Gli stati del Golfo, – riporta Reuters – che dipendono dalle importazioni per circa l’80-90% del loro cibo, hanno versato denaro in contanti per l’acquisto di decine di migliaia di ettari di terreni agricoli a basso costo e di altri beni agricoli altrove per sostenere la loro sicurezza alimentare per oltre un decennio.

L’Arabia Saudita, il primo esportatore mondiale di petrolio, ha a lungo incoraggiato il suo settore privato ad investire in terreni agricoli all’estero, senza risultati tangibili in termini di importazioni per SAGO – fino all’acquisto di ieri.

SALIC, la Saudi Agricultural and Livestock Investment Co – che rappresenta un asset del fondo patrimoniale sovrano del regno del deserto – è stata costituita nel 2011 per assicurare le forniture alimentari ai paesi arabi attraverso la produzione e gli investimenti di massa.

I suoi funzionari hanno declinato ogni commento.

Il carico di grano ucraino è stato acquistato a 248 dollari la tonnellata, dopo che il 6 aprile il regno ha chiesto a investitori privati sauditi con terreni agricoli all’estero di fornirgli circa il 10% del fabbisogno locale quest’anno.

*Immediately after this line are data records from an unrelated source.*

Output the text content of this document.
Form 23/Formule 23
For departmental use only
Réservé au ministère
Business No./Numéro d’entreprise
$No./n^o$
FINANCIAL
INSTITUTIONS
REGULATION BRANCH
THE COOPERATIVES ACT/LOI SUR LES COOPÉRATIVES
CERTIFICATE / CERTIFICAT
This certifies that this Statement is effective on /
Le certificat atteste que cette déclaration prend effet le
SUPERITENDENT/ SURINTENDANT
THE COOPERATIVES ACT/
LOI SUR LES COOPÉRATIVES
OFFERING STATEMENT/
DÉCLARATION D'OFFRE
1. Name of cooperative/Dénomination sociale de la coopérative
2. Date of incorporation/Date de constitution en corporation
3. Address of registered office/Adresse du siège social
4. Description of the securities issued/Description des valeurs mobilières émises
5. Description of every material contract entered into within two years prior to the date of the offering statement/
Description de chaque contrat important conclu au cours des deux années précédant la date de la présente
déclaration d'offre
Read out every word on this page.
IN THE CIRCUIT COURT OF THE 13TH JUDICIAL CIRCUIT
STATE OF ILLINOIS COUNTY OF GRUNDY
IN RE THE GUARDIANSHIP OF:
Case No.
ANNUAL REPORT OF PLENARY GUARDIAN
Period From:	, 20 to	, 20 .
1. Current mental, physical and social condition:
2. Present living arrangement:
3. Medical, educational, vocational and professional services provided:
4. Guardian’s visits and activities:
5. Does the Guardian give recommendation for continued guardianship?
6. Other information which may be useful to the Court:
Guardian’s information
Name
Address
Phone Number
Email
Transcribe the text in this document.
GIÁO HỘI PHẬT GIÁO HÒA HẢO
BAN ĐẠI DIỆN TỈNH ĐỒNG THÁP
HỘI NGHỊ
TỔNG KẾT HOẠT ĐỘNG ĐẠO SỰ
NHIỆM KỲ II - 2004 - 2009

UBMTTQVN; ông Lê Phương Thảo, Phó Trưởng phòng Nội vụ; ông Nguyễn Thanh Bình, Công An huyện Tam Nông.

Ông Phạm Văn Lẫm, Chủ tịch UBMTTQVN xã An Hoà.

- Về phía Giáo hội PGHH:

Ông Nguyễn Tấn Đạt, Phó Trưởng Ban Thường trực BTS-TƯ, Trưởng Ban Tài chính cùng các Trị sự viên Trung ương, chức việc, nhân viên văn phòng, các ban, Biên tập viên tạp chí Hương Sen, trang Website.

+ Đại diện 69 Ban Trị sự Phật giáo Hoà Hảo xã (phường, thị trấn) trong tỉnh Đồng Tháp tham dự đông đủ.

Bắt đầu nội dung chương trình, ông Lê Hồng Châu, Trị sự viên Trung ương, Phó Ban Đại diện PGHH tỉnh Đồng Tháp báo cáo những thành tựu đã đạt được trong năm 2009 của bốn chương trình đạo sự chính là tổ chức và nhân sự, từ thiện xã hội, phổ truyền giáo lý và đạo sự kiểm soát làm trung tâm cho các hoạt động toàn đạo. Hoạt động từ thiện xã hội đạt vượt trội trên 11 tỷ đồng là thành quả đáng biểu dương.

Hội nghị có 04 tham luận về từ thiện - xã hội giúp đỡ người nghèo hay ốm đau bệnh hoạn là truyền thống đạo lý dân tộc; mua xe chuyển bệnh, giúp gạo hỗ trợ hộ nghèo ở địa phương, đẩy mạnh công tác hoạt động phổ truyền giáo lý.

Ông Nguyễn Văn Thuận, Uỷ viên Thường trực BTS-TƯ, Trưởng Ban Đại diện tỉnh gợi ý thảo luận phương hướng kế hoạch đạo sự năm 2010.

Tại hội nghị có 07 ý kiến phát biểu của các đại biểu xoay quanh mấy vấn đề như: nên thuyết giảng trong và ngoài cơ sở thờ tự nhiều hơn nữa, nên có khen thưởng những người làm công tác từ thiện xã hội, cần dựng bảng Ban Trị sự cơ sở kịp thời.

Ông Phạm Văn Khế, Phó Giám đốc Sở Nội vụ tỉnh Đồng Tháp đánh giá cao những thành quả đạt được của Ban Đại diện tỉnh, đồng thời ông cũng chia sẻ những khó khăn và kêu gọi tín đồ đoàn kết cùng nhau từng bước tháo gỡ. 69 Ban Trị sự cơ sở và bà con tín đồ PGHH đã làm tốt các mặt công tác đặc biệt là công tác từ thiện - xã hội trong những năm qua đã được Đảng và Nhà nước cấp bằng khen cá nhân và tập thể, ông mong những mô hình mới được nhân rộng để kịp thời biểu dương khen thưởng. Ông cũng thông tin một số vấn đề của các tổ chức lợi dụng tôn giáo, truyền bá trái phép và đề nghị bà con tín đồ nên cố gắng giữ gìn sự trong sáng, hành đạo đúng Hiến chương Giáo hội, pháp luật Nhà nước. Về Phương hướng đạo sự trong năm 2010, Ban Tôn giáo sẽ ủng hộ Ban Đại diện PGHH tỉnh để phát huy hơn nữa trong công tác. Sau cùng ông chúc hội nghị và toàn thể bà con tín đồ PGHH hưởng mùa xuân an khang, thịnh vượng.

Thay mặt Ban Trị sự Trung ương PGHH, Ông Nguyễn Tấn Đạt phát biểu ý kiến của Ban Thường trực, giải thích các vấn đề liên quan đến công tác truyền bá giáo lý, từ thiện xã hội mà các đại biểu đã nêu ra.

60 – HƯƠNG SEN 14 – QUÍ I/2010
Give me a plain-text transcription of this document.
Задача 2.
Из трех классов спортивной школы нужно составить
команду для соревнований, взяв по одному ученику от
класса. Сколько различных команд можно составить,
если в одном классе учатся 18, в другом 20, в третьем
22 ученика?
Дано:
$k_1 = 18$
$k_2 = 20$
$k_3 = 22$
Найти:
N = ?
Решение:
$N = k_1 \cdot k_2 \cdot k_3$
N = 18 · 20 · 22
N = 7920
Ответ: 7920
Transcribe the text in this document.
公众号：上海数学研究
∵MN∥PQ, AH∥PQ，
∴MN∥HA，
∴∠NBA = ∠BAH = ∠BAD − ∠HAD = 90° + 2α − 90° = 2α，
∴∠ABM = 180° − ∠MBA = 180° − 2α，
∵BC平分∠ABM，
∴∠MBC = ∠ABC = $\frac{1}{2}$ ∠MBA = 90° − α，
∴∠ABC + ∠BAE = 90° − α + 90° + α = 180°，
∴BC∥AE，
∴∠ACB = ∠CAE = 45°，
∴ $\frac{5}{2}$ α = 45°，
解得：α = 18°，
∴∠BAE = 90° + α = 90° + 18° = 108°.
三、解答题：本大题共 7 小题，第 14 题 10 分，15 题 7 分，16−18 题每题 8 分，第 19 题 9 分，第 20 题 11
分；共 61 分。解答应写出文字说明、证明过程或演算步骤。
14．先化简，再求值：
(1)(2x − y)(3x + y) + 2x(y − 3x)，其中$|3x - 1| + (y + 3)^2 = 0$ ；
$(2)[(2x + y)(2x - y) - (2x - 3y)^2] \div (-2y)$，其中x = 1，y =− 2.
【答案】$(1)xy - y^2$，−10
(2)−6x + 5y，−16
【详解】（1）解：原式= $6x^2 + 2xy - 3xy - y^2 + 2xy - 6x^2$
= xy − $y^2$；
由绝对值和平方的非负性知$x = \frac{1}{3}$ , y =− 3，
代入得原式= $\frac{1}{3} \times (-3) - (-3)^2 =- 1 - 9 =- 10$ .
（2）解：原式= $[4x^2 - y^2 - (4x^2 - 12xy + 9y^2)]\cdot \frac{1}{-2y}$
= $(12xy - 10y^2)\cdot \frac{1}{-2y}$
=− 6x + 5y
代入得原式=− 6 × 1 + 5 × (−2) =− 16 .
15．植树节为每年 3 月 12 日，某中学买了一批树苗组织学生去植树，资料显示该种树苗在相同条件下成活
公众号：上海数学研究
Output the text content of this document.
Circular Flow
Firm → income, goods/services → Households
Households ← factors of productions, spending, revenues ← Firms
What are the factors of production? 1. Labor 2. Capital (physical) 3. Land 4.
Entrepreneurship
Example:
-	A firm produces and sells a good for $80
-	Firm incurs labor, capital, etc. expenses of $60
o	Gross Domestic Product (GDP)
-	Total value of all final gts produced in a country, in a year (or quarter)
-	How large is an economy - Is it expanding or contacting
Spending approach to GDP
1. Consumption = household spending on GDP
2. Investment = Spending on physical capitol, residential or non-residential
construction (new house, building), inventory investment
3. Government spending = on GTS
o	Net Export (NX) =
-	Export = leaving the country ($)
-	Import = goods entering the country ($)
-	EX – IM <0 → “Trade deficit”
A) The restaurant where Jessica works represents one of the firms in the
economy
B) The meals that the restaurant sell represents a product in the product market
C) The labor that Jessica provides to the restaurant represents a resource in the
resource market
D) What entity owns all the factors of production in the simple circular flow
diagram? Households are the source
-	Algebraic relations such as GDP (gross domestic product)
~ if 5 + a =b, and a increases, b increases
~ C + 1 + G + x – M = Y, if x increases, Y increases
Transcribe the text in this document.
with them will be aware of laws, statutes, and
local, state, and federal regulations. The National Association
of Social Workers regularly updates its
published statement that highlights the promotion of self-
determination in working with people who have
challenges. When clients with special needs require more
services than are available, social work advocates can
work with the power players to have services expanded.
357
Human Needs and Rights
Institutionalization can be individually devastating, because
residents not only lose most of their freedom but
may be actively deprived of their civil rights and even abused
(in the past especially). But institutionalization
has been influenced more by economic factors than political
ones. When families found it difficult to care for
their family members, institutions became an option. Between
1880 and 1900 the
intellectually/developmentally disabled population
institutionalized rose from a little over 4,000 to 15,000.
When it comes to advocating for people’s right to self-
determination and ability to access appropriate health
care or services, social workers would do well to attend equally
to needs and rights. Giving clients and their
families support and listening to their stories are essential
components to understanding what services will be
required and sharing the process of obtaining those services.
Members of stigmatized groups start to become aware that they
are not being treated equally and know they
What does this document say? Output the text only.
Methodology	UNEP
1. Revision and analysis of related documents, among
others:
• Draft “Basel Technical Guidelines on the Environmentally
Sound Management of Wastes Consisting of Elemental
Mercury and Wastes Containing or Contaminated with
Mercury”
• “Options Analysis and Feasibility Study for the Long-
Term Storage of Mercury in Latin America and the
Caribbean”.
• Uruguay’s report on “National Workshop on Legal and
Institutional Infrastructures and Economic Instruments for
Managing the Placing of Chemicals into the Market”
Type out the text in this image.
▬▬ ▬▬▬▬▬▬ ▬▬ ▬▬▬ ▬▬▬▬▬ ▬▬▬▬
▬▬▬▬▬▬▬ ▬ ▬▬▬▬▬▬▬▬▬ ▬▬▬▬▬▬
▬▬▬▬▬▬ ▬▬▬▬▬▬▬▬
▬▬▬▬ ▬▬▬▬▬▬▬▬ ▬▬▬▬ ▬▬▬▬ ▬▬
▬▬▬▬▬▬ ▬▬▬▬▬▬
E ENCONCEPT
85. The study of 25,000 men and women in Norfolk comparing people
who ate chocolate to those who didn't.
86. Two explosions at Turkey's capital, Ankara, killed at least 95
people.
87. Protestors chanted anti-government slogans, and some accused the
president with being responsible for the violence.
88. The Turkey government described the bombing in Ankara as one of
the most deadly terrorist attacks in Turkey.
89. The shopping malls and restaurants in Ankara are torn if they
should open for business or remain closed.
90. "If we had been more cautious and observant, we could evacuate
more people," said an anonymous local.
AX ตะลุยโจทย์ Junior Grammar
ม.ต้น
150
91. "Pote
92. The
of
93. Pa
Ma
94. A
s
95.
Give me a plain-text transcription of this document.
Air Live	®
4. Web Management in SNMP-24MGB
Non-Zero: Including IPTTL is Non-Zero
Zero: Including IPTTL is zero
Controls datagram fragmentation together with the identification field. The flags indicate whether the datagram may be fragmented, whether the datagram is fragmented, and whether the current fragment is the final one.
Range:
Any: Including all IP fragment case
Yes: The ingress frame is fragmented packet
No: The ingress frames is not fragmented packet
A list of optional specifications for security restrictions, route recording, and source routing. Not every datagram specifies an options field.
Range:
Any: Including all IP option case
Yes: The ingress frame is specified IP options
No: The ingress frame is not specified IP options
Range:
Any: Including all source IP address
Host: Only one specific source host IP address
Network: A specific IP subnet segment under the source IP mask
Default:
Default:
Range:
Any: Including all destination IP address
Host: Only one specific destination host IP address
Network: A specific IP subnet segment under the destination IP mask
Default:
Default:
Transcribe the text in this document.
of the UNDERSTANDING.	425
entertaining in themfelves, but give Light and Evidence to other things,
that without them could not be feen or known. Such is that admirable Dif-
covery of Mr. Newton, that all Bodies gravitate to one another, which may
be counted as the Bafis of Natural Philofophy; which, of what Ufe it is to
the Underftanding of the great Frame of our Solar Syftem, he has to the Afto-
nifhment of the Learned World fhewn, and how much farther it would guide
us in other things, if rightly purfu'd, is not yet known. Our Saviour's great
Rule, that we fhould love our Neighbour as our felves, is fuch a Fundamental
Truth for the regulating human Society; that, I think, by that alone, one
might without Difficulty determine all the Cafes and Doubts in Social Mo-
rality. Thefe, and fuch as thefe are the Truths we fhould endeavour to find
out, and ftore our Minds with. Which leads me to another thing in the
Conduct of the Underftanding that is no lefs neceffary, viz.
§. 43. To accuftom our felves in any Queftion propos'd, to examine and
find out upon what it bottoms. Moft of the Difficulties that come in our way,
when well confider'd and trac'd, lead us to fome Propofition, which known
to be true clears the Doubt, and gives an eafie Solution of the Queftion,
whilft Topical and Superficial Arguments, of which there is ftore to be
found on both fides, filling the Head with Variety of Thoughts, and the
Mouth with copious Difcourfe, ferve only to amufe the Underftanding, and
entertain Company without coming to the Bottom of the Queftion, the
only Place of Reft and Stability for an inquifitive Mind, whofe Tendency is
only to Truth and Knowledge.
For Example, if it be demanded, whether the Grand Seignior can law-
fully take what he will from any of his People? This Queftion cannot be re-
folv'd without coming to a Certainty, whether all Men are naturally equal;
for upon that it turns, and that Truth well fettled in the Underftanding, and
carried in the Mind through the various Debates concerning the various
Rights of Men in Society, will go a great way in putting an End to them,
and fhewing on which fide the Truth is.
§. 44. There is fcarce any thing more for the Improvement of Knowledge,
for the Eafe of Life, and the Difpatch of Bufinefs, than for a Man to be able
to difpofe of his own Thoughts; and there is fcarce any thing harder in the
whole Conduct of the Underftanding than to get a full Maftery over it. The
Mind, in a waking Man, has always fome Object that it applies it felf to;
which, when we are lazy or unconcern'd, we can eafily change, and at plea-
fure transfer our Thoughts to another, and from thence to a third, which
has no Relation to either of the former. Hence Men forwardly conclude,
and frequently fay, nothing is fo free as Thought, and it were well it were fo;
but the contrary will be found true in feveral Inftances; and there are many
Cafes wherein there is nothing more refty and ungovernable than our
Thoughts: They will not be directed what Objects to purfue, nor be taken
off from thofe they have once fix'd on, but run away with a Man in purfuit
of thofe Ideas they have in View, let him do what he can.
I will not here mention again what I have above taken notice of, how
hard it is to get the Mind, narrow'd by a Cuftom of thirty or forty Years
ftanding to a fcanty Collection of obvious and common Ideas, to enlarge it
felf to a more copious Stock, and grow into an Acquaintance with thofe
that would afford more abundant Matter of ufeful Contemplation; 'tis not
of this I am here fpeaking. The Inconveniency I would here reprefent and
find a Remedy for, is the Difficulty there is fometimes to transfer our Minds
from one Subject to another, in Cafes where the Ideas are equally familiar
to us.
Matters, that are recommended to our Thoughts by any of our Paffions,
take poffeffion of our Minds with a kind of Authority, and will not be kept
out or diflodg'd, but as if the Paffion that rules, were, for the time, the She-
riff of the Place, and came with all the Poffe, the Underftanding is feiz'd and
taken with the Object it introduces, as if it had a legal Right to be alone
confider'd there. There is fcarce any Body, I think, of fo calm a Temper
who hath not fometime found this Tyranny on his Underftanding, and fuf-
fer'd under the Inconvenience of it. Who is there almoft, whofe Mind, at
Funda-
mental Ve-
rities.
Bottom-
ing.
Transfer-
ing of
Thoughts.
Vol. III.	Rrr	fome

Si stima un fabbisogno di 355.000 tonnellate di grano dal settore privato.

L’appello saudita arriva in quanto gli importatori regionali di prodotti alimentari si affrettano a rafforzare le riserve a causa del lockdown dovuto all’emergenza coronavirus che blocca le catene di fornitura a lungo termine.

“Le 60.000 tonnellate sono state acquistate da SALIC”, ha spiegato a Reuters un funzionario della SAGO.

Il grano ucraino che è stato acquistato ha un contenuto proteico compreso tra l’11% e il 12% ed è destinato ad arrivare a settembre.

SAGO ha rinnovato domenica la richiesta a ulteriori investitori di sottoscrivere la fornitura della quantità di grano rimanente.

“In questo primo round, le due società che si sono registrate erano SALIC e Al Rajhi International for Investment”, ha detto SAGO.

“Compreremo ancora di più”.

Gli investitori che si registrano presso SAGO per vendere grano dai loro terreni agricoli all’estero devono essere almeno al 51% di proprietà saudita, secondo i regolamenti pubblicati da SAGO.

Il grano prodotto all’estero deve anche rispettare tutte le specifiche di importazione del grano di SAGO e la quantità prodotta da un paese di origine non può essere inferiore a 5.000 tonnellate.

L’Arabia Saudita importa normalmente grano dagli Stati Uniti, dal Sud America, dall’Australia e dall’Europa.

L’anno scorso SAGO ha allentato alcune specifiche relative al grano, una mossa progettata per consentire un maggior numero di importazioni di grano dalla regione del Mar Nero.

Il suo primo acquisto di grano russo è stato spedito all’inizio di questo mese.